The definition of the Boyce–Codd normal form states that the determinants of all non-trivial functional dependencies have to be superkeys.
All the examples for relations
The point is that, when defining a normal form, we must express it in a general form, as a property of all the functional dependencies holding on a certain relation.
Instead, when we reason about a particular relation schema, we usually have only a subset of all the functional dependencies (since their number can be too large, being possibly exponential with the number of attributes). The particular set of dependencies used, denoted usually by the letter F, has a special property: it is a cover of all the dependencies holding in the relation, that is from it we can derive all the dependencies of the relation by applying, in all the possible ways, a set of axioms, called Armstrong’s axioms.
F, the set of dependencies specified together with the attributes in a relational schema, can be given in different ways: for instance in an exercise they can be given as input to the exercise, in real database design they can describe a set of constraints considered important for modelling a certain real-word domain, etc.

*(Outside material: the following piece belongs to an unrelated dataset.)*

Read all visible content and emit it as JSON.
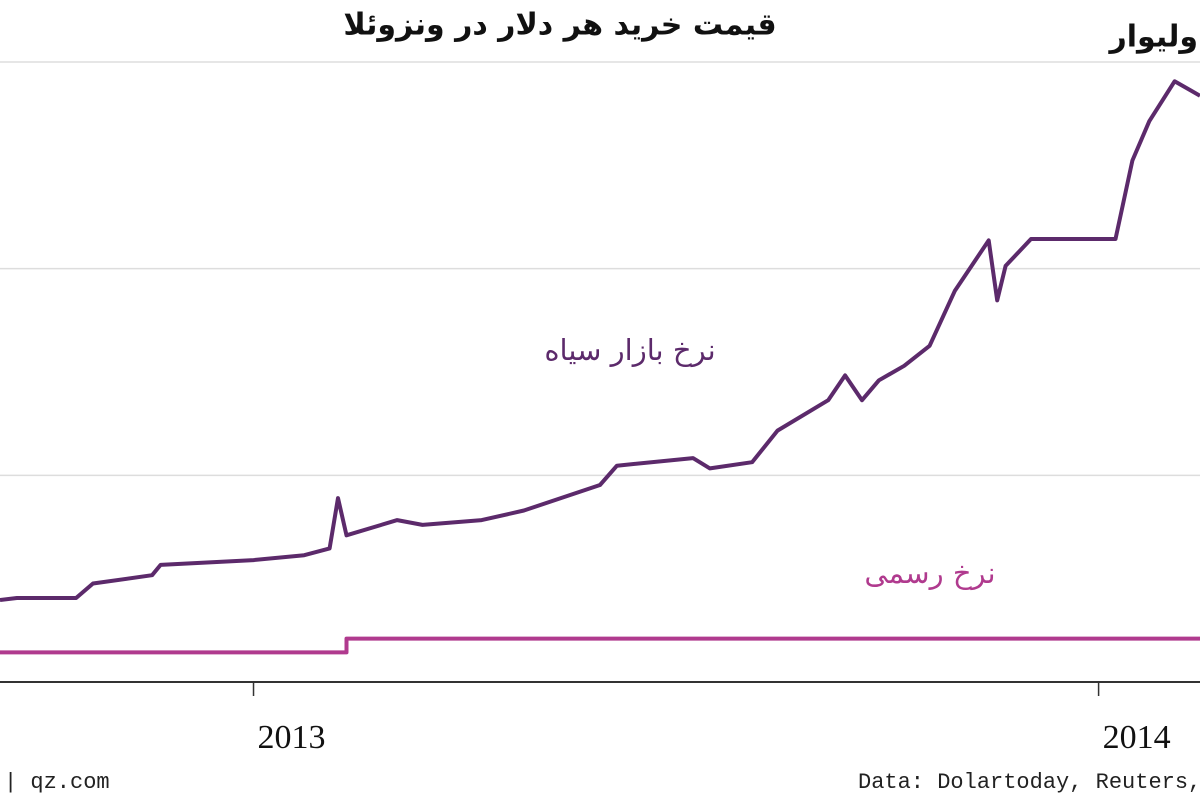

Even if they are extracted from the knowledge about a situation to be modeled through a database, they could contain dependencies implied by others already given, or maybe can contain redundant attributes, etc.
For these reasons, it is considered an important first step in normalization to find the canonical cover of the set of dependencies given, that is a cover constituted by a set of dependencies that: a) have only a single attribute on the rigth part; b) do not have superflous attributes on the left part (i.e. attributes that can be removed maintaing the property of being a cover); c) do not have redundant dependencies (i.e. dependencies that can be derived from others through the Armstrong’s axioms).
Now let’s consider the general definition of BCNF:
A relation schema R<T,F> is in BCNF if and only if for each non-trivial dependency X → Y of F+, X is a superkey.
Note that the we are talking about the dependencies in F+, which is the closure of F, in other words, which contains all the dependencies holding in R and derived in some way from F. So if the relation R has a candidate key XK, obviously not only XK → T holds, for instance, but for all the supersets S of XK we will have that S → T holds, and so the definition of the normal form must allow those dependencies.
Now, it is possible to prove, from the general definition of BCNF, the following theorem, that in some way simplifies it (and makes efficient the test to check if a relation is already in BCNF):
Theorem: A relation schema R<T,F> is in BCNF if and only if for each non-trivial dependency X → Y of F, X is a superkey.
See the difference? We are now talking about F and not F+.
And this theorem has the following corollary:
Corollary: A relation schema R<T,F> in which F is a canonical cover, is in BCNF if and only if for each non-trivial dependency X → A of F, X is a candidate key.
Since the dependencies in a canonical cover do not have superfluous attributes, if the relation is in BCNF every determinant (left hand side of a functional dependency) is obviously a candidate key (not a generic superkey), and this explain the difference between the definition and the examples that sometimes we found on the books.